Tatuagem? Pois é: eis aí uma moda
underground que pegou para fora de guetos. Fran, eu e Pitoko somos os
únicos seres não tatuados do planeta – deste planeta! E o Pitoko nem
tanto, talvez seja microchipado por esses dias! Aliás, diga-se de
passagem, ele mesmo vai à Cobase para escolher suas coleiras, roupas de
frio e bolinhas. Os pais podem reclamar do consumo das crianças, mas vão
se adaptar aos desejos dos filhos peludos – já estão se adaptando. É a
beleza necessária. É a moda canina e mais ainda humana. Não há hoje um
cão que não vão ao cabelereiro, até mesmos os vira latas!
A
moda diz quem é bonito, feio e mais-ou-menos? Diz um pouco. Talvez diga
até mais do que possamos admitir. Mas aí entra um outro elemento.
Também nesse caso é nos microgrupos sociais, quase que aleatoriamente,
que os gostos se definem. Foi uma determinada tribo gay que fez os
homens atuais serem todos sem pelos. As mulheres odiavam, até ontem.

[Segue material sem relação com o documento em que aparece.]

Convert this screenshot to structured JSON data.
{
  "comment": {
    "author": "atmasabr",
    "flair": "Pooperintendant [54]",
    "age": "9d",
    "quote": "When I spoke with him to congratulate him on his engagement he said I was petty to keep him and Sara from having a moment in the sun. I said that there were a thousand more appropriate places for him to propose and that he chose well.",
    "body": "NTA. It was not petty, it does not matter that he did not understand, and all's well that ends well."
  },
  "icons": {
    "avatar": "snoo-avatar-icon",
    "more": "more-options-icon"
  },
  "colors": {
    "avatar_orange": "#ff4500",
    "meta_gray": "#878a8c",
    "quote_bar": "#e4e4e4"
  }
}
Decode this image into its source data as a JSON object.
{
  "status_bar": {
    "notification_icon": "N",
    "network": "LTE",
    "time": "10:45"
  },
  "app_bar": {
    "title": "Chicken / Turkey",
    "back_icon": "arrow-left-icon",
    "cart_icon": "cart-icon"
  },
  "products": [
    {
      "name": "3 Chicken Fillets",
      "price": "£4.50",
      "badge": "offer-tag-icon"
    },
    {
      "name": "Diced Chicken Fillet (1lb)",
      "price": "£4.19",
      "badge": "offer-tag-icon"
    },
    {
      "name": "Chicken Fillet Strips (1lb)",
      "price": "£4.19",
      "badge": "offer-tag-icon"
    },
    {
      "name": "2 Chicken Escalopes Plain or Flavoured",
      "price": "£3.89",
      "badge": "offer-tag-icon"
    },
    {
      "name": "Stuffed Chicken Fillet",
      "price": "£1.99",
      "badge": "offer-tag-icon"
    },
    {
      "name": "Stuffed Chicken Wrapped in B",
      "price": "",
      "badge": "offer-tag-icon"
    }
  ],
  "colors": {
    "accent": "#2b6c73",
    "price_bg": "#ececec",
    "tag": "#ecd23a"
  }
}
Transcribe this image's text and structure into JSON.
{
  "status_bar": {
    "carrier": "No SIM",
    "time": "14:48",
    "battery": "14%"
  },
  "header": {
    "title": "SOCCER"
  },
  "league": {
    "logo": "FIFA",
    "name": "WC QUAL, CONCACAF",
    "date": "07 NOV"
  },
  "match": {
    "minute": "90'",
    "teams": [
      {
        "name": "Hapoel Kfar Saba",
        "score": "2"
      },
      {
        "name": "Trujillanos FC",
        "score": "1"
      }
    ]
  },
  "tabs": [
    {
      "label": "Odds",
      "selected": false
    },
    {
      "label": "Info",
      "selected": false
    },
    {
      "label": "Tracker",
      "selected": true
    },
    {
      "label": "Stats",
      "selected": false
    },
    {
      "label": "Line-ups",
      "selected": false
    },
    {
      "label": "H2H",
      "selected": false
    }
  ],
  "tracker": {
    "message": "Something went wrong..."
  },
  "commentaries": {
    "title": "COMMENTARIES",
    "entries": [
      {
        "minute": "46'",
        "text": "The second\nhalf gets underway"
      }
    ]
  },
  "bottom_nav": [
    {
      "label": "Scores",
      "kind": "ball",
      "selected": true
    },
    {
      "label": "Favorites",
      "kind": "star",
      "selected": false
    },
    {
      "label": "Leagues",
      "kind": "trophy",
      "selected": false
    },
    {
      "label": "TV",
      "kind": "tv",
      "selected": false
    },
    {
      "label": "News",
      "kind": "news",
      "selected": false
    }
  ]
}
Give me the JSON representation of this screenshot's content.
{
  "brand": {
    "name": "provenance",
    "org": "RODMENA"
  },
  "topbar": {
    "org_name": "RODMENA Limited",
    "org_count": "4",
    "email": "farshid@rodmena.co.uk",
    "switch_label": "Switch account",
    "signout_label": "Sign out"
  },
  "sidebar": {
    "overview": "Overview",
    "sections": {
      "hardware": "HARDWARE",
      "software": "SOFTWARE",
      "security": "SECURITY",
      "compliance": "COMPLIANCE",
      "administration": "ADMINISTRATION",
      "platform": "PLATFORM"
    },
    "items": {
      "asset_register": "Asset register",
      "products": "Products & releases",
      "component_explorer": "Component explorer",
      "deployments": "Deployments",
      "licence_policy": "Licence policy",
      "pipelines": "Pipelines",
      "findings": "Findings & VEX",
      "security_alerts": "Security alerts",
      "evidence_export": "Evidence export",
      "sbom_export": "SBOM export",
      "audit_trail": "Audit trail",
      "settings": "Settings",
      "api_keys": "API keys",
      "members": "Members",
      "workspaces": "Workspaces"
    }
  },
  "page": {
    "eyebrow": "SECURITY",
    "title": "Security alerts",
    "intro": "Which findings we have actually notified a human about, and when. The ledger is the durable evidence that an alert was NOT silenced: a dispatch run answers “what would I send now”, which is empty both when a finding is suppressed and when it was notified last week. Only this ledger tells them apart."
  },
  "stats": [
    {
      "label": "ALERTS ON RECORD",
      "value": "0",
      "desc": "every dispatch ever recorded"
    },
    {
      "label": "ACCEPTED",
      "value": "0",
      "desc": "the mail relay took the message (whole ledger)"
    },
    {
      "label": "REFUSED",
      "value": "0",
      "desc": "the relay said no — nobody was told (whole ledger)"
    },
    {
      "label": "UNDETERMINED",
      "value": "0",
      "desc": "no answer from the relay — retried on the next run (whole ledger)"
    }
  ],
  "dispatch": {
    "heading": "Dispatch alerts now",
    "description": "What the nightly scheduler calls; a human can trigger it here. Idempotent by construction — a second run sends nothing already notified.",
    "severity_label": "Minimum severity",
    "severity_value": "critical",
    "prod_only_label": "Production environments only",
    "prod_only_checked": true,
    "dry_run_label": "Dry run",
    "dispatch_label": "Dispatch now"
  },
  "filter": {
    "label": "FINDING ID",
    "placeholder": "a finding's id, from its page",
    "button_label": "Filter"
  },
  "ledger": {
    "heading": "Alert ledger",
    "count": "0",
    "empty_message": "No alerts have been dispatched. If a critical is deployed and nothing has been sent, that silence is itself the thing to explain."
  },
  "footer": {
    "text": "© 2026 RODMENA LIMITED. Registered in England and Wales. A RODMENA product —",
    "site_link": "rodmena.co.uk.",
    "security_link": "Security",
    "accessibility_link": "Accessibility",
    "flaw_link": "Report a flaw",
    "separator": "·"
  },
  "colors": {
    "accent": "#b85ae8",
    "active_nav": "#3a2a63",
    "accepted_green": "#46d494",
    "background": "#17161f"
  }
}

Hoje “todas elas são bichas” – adoram homem depilado e, talvez,
depenado, como diz um gay old school, amigo meu. De um tipo de pornô gay
para o mundo feminino e para a TV. Quando voltarão os homens peludos?
Ninguém sabe. Mas não será pelo poder econômico das fábricas e bancos. A
ilusão de que essas instâncias do capitalismo dominam a produção de
tudo é efetivamente uma ilusão. Organizar não é propriamente criar. Os
fluxos que o mundo dos negócios permite e facilita se fazem a
posteriori.
Em um mundo assim, onde esculpir-se pode fazer até de gente não loira uma Andressa Urach, trocar de roupa e colocar uma prótese é tudo a mesma coisa. Há
nos Estados Unidos pessoas que querem perder um membro para ficar na
moda de um determinado grupo, ou então fingir que se perdeu um membro
para o mesmo caso, mas que cabe em outro grupo (os pretenders).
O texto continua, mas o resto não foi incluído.